Plans are underway for clinical trials of the drug combination and of marizomib alone.
“Many drugs that we test have multiple effects on DIPG cells,” said Warren, a senior study author. “Panobinostat, for example, inhibits a specific enzyme, but it has other mechanisms working in tumor cells that may contribute to its effectiveness. We’re still trying to understand the various Achilles heels in these cancer cells. This work is an important step in translating our preclinical data into patients.”
Monje stressed the panobinostat-marizomib combination might be an important component of a multitherapy strategy, including approaches that harness the immune system and those that disrupt factors in the tumor microenvironment that the glioma cells depend on to grow. Like Warren, Monje emphasized the need to better understand how drugs target and impact the DIPG cells’ vulnerabilities.

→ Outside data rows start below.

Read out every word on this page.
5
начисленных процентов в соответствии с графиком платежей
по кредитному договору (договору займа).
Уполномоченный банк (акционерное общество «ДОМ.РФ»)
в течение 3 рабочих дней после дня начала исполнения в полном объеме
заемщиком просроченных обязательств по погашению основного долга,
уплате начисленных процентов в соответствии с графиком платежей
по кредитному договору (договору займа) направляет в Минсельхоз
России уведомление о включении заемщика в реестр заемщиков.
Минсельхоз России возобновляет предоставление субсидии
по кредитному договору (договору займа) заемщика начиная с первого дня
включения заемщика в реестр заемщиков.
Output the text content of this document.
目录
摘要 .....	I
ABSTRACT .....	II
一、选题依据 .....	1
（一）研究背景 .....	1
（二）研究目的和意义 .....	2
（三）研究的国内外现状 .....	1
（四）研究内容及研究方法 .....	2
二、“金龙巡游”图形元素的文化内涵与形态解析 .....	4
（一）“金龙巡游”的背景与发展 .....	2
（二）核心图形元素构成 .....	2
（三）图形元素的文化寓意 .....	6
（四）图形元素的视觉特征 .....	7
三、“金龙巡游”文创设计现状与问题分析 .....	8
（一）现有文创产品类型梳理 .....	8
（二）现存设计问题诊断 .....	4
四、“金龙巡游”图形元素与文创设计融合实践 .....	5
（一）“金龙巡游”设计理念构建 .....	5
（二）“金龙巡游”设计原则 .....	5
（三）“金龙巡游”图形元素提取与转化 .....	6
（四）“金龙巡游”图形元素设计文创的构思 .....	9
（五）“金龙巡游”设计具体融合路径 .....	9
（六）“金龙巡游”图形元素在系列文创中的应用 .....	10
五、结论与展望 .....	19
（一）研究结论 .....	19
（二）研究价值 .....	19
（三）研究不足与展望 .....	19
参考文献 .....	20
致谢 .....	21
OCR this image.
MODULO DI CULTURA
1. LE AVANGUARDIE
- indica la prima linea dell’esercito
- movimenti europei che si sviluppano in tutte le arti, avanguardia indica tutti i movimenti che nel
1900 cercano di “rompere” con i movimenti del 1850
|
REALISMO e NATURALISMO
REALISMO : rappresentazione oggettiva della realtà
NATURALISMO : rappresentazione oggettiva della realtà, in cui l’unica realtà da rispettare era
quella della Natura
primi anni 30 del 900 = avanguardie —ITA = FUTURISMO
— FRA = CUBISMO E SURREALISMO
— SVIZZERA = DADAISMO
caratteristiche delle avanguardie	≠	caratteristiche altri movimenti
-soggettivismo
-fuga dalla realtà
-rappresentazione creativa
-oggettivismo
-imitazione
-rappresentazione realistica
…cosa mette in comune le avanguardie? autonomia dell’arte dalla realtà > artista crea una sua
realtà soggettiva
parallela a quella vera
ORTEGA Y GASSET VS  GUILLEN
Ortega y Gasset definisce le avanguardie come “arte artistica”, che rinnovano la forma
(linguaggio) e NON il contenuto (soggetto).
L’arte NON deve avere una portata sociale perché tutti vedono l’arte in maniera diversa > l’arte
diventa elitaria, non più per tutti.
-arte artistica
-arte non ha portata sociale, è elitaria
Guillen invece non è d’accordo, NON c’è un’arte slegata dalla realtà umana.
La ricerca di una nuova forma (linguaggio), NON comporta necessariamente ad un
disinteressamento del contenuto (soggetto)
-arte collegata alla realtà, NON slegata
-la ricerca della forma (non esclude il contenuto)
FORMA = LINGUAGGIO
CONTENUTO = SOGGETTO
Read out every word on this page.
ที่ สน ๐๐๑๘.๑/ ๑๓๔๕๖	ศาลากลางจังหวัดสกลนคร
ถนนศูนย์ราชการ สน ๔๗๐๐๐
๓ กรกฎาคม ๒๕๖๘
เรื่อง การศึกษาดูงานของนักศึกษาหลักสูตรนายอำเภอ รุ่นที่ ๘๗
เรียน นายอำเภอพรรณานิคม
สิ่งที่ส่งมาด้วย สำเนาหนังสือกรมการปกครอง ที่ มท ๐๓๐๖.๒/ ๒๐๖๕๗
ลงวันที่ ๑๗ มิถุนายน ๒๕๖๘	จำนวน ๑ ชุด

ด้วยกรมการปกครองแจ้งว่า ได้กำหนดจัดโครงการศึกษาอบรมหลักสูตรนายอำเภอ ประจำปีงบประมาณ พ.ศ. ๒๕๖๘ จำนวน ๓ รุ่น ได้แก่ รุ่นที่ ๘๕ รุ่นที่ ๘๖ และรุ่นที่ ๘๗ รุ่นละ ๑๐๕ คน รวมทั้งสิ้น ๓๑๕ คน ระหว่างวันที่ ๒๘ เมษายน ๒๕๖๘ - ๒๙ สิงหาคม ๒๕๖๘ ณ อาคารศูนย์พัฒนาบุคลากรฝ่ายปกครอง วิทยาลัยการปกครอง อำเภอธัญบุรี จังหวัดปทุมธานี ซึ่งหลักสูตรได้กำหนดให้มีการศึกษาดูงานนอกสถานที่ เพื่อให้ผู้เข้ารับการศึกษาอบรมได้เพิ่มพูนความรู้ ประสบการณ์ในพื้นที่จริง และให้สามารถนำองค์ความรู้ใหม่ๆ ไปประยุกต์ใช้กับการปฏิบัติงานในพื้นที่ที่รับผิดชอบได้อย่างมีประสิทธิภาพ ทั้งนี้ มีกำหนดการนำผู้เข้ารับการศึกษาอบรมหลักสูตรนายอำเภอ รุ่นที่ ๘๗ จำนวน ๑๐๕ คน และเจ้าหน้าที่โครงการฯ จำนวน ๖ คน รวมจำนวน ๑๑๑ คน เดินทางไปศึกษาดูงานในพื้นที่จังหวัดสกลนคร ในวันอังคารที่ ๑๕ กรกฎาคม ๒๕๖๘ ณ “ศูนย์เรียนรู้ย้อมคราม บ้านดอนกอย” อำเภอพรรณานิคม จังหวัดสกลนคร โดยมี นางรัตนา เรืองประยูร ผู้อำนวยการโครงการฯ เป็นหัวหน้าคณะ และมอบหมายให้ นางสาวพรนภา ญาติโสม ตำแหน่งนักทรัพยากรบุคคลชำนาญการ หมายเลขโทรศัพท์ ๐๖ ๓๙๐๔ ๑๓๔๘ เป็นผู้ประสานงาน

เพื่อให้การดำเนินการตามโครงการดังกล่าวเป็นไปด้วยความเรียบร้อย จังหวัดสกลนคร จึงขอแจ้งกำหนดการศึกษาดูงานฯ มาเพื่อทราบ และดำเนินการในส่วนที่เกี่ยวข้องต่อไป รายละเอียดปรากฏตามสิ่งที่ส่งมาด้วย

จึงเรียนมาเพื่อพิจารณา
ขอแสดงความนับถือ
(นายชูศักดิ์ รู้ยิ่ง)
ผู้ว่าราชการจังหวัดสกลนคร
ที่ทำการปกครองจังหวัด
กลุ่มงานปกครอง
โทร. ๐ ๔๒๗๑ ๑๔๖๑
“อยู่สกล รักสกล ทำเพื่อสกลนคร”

“Our work with NCATS showed the need to gather more preclinical data in a systematic, high-throughput way to understand and prioritize the strategies and agents to combine,” Monje said. “Otherwise we’re testing things one or two drugs at a time and designing clinical trials without preclinical data based on hypothesized mechanisms of action. We want to move past this guesswork and provide preclinical evidence to guide clinical decisions and research directions.”
Lin added, “The idea is to get as many effective tools as possible to work with that can have an impact on patients.”